By LIA ZHU in San Francisco and JIA GUO in New York | China Daily | Updated: 2019-11-09 06:40

[Photo/IC]

Unrealistic talk of the United States and China "decoupling" poses a real danger to bilateral relations, according to former Australian prime minister Kevin Rudd.

There's too much loose talk about decoupling around the US, which is a "very dangerous and imprecise addition" to language about the US-China relationship, said Rudd, president of the Asia Society Policy Institute, at a talk hosted by the Asia Society Northern California on Thursday in Palo Alto, California.

He said the word first appeared in the context of the US-China relationship in May 2018. Steve Bannon, US President Donald Trump's former chief strategist, took it up as a way to describe "what should happen between China and the US" in August.
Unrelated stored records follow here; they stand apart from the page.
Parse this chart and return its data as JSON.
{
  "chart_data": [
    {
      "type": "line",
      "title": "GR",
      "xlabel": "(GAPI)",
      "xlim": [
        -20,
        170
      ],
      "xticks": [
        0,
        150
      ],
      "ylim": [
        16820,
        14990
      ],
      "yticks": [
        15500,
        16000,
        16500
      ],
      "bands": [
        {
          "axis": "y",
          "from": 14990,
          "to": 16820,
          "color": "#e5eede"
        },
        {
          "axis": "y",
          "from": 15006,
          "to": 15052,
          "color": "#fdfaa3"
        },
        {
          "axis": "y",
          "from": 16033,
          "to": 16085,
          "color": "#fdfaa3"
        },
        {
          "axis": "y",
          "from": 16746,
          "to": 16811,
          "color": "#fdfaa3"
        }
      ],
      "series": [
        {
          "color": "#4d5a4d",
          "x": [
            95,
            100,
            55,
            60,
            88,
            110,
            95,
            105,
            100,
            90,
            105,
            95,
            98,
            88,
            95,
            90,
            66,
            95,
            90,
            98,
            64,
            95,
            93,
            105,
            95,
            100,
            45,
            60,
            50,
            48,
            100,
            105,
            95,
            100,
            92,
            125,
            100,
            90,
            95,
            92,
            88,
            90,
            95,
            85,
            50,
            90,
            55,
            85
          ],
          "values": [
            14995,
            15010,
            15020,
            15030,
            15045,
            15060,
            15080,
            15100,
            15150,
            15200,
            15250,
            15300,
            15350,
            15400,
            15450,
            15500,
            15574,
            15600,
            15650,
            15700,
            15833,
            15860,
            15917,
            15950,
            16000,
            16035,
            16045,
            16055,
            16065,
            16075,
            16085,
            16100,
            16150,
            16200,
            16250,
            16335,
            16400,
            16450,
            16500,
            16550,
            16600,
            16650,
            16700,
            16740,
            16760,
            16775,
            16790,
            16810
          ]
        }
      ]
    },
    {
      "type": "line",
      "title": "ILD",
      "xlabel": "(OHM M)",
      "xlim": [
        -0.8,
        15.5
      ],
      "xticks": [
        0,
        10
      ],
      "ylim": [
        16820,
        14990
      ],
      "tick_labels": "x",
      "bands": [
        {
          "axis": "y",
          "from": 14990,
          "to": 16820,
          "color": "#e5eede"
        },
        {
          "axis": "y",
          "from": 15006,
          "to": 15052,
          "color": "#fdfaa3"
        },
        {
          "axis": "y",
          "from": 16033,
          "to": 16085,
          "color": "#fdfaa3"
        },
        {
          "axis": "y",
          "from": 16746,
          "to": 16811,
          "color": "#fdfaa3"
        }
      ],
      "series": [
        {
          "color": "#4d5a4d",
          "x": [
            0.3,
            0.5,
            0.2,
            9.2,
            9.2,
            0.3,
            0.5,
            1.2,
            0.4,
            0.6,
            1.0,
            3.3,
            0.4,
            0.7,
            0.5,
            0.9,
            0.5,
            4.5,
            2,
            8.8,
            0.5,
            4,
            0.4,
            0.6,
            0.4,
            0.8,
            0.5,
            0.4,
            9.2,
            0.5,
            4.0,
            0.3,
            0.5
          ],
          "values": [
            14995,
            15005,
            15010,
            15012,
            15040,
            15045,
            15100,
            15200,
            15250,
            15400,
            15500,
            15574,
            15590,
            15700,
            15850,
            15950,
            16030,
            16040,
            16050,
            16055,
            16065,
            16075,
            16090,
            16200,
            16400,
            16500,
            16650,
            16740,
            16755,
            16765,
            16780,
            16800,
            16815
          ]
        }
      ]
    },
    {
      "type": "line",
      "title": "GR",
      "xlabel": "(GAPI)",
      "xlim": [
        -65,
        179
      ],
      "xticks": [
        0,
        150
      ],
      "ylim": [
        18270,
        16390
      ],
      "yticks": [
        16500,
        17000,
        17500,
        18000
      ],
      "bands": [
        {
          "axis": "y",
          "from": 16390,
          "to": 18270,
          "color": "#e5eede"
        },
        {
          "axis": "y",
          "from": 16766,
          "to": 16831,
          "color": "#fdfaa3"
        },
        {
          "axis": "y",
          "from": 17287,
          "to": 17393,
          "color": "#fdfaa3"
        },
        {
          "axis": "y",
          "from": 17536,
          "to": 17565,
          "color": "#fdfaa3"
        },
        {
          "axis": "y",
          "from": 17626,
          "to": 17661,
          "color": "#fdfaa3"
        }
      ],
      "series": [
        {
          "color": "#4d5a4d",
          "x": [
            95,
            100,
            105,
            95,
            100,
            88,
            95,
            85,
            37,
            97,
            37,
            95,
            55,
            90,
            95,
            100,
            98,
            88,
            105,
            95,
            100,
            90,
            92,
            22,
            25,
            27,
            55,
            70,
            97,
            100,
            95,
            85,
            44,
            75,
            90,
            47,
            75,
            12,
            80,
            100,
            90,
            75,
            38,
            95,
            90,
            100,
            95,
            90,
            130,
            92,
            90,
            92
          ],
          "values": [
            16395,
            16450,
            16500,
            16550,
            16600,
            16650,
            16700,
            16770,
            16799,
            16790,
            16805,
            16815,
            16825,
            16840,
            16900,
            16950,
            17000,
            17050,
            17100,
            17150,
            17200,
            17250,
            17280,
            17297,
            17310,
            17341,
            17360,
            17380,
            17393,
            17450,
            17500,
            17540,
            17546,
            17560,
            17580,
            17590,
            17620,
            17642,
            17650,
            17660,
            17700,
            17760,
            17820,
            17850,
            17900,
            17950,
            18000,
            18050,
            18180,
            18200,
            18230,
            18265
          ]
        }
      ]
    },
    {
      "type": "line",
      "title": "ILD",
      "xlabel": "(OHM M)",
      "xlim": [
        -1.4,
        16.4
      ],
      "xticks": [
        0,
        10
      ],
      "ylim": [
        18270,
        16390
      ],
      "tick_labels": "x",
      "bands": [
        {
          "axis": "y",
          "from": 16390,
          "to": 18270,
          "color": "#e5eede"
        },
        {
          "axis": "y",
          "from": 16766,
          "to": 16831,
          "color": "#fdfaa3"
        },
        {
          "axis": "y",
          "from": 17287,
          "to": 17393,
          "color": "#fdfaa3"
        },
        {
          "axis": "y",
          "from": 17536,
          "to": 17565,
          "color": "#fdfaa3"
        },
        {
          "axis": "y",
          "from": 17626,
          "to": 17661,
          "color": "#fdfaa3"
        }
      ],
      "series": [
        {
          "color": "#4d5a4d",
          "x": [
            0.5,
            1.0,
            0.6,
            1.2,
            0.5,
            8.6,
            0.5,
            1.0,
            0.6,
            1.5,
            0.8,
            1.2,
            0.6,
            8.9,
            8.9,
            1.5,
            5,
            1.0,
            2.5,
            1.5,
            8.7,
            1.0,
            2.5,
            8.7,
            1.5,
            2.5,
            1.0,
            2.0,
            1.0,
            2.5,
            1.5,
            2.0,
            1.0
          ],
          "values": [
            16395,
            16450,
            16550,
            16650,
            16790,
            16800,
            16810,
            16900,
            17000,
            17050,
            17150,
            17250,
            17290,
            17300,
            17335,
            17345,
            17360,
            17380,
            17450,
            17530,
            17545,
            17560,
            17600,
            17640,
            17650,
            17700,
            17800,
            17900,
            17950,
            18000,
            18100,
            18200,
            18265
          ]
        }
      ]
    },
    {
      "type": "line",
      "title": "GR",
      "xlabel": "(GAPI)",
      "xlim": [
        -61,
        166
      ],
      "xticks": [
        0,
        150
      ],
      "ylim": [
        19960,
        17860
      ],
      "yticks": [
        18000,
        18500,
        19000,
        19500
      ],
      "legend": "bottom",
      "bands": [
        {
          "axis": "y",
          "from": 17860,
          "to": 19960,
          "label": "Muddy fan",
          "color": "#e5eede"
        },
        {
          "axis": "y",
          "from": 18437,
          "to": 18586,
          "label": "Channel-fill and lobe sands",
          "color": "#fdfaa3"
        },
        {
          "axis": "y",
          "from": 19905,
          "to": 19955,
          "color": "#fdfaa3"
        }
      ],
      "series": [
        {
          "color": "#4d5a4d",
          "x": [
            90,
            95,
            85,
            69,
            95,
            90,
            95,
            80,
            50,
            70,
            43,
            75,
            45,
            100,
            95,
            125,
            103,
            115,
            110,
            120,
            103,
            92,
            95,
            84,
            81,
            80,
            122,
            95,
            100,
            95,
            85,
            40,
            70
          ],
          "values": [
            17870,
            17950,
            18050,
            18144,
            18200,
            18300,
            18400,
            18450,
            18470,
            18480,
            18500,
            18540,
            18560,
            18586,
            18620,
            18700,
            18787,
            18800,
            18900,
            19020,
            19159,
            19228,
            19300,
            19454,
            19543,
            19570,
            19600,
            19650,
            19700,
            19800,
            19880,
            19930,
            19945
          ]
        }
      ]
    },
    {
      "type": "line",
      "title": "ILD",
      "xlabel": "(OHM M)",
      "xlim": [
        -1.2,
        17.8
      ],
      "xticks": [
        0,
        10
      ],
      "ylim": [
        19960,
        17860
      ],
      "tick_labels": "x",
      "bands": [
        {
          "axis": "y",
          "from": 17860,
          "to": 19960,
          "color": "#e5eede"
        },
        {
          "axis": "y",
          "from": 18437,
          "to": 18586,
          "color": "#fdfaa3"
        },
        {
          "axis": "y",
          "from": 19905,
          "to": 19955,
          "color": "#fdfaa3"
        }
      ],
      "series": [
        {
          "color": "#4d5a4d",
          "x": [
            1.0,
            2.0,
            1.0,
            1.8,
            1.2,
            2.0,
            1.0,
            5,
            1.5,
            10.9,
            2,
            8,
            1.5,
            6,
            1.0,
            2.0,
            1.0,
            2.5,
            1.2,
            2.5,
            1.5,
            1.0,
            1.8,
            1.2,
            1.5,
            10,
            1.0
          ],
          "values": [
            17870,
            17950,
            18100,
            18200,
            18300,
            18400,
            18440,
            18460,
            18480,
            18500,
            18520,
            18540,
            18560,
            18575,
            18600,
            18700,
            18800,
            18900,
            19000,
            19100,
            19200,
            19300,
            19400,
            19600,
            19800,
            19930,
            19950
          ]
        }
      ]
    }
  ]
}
"Those seeking to unravel this relationship, be careful what you wish for in terms of known consequences and unintended consequences," Rudd said. "If you keep chanting the mantra that these two countries and economies are decoupling, there's a grave danger that you start to create self-fulfilling prophecies."

Rudd said the facts do not add up to support the proposition that the two economies are in the process of comprehensive decoupling.

The past four decades, starting in 1979, when the two countries established full diplomatic relations, have been a "remarkable period of engagement" between two countries, economies and societies, he said.

He said the Trump administration's restrictions on the easy flow of people between the US and China would be "the most disastrous decoupling of all".

"My suggestion is it would be very bad for any country like the United States to start closing (the) door," Rudd said. "As soon as we start imposing onerous visa restrictions on students, researchers and think tankers, I think it's the thin edge of the wedge."

The two countries have made the strategic decision not to "jump into the ravine", realizing that "a full blown trade war with tariffs on everything was so mutually destructive that it should not be sustained", he said.

US consumers and businesses paid a total of $7.1 billion in higher costs from import taxes in September, up 9 percent from August and more than 59 percent from a year earlier, according to an analysis by the US Commerce and Agriculture departments.

The information was released on Wednesday by Tariffs Hurt the Heartland, an anti-tariff bipartisan campaign. Roughly $4.1 billion of the tax costs were connected to tariffs that Trump imposed on Chinese goods since 2018.

The increase was largely caused by the 15 percent import taxes applied to about $112 billion of Chinese goods that went into effect on Sept 1. The hike means 87 percent of textiles and clothing from China and 52 percent of shoes are subject to import taxes.